1. The relationship between phosphorylation of the cystic fibrosis transmembrane conductance regulator (CFTR) chloride channel and its gating by nucleotides was examined using the patch clamp technique by comparing strongly phosphorylated wild-type (WT) channels with weakly phosphorylated mutant channels lacking four (4SA) or all ten (10SA) dibasic consensus sequences for phosphorylation by protein kinase A (PKA). 2. The open probability (Po) of strongly phosphorylated WT channels in excised patches was about twice that of 4SA and 10SA channels, after correcting for the number of functional channels per patch by addition of adenylylimidodiphosphate (AMP-PNP). The mean burst durations of WT and mutant channels were similar, and therefore the elevated Po of WT was due to its higher bursting rate. 3. The ATP dependence of the 10SA mutant was shifted to higher nucleotide concentrations compared with WT channels. The relationship between Po and [ATP] was noticeably sigmoid for 10SA channels (Hill coefficient, 1.8), consistent with positive co-operativity between two sites. Increasing ATP concentration to 10 mM caused the Po of both WT and 10SA channels to decline. 4. Wild-type and mutant CFTR channels became locked in open bursts when exposed to mixtures of ATP and the non-hydrolysable analogue AMP-PNP. The rate at which the low phosphorylation mutants became locked open was about half that of WT channels, consistent with Po being the principal determinant of locking rate in WT and mutant channels. 5. We conclude that phosphorylation at 'weak' PKA sites is sufficient to sustain the interactions between the ATP binding domains that mediate locking by AMP-PNP. Phosphorylation of the strong dibasic PKA sites controls the bursting rate and Po of WT channels by increasing the apparent affinity of CFTR for ATP.

Adenosine triphosphate-dependent asymmetry of anion permeation in the cystic fibrosis transmembrane conductance regulator chloride channel.
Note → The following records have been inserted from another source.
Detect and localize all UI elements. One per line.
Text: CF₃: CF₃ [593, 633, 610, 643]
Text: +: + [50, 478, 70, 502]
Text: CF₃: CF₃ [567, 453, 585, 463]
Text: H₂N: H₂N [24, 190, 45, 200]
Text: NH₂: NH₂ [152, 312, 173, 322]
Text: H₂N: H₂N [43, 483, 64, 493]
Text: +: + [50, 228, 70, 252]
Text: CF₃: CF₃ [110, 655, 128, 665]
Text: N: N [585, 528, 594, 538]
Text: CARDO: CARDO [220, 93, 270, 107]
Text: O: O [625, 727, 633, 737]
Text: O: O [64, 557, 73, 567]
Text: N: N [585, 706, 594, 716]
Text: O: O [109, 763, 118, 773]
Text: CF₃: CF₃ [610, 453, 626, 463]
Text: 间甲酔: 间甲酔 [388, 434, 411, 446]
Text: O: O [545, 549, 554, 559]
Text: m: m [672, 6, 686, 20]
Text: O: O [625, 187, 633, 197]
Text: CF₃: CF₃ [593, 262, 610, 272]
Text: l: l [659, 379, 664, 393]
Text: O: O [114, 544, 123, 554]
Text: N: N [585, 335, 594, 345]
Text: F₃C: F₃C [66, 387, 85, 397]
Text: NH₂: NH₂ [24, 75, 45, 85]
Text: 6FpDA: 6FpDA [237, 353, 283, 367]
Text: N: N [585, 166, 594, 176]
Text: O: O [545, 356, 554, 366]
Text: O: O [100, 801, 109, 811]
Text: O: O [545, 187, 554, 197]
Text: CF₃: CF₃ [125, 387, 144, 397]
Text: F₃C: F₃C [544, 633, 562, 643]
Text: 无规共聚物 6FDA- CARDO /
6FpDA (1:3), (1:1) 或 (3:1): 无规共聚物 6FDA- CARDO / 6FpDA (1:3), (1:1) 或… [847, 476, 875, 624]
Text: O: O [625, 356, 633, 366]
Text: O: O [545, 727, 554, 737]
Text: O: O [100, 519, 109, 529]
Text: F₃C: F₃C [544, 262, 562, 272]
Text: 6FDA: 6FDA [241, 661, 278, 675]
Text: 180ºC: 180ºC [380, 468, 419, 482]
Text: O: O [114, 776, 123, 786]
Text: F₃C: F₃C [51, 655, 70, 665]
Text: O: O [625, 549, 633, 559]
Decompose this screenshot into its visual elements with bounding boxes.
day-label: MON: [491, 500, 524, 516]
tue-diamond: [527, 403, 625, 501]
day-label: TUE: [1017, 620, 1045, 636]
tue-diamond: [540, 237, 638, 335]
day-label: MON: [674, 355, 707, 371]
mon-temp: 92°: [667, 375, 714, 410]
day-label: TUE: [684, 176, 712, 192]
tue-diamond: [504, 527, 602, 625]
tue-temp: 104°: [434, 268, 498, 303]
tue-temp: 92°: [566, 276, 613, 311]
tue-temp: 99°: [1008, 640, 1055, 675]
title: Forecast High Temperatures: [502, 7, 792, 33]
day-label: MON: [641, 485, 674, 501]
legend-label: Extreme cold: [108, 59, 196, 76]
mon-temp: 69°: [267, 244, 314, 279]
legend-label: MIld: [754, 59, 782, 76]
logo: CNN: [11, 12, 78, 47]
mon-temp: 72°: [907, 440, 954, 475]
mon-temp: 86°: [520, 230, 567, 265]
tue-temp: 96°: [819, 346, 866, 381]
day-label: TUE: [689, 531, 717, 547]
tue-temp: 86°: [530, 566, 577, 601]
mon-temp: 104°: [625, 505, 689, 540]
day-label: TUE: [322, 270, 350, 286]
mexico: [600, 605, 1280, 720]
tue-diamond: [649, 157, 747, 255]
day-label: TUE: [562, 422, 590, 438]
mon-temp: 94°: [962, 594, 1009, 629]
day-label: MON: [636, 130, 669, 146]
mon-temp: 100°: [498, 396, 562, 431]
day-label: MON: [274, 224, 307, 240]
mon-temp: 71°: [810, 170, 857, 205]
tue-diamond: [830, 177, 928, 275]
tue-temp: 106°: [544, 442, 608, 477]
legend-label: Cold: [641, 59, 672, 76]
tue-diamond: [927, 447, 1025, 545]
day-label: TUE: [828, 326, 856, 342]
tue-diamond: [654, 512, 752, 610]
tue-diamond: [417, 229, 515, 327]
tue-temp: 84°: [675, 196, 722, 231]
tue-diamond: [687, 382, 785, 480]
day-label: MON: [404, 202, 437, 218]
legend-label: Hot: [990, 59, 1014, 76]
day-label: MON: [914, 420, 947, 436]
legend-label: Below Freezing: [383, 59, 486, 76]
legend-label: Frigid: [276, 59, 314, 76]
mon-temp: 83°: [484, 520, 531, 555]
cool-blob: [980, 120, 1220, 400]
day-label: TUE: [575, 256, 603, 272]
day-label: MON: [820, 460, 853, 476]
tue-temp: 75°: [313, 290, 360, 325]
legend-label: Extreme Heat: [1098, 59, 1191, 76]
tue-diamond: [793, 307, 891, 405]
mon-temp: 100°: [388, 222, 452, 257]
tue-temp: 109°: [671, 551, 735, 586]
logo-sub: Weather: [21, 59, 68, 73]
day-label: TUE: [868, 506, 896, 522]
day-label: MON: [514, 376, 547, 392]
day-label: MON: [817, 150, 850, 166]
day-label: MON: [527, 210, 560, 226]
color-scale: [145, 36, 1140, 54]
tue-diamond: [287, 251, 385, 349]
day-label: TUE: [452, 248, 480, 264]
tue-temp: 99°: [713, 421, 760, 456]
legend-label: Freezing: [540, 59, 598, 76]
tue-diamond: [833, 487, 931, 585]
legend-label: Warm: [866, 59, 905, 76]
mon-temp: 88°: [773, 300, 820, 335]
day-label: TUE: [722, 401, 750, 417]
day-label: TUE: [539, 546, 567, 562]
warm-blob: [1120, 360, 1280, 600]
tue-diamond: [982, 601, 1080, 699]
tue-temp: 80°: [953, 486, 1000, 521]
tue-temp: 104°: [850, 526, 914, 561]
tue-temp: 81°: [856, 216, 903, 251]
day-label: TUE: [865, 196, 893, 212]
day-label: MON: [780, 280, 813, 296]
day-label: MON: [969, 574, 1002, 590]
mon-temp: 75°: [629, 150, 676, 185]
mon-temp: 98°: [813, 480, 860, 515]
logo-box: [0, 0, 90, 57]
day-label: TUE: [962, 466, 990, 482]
The cystic fibrosis transmembrane conductance regulator (CFTR) forms a tightly regulated channel that mediates the passive diffusion of Cl- ions. Here we show, using macroscopic current recording from excised membrane patches, that CFTR also shows significant, but highly asymmetrical, permeability to a broad range of large organic anions. Thus, all large organic anions tested were permeant when present in the intracellular solution under biionic conditions (PX/PCl = 0.048-0.25), whereas most were not measurably permeant when present in the extracellular solution. This asymmetry was not observed for smaller anions. ATPase inhibitors that "lock" CFTR channels in the open state (pyrophosphate, 5'-adenylylimidodiphosphate) disrupted the asymmetry of large anion permeation by allowing their influx from the extracellular solution, which suggests that ATP hydrolysis is required to maintain asymmetric permeability. The ability of CFTR to allow efflux of large organic anions represents a novel function of CFTR. Loss of this function may contribute to the pleiotropic symptoms seen in cystic fibrosis.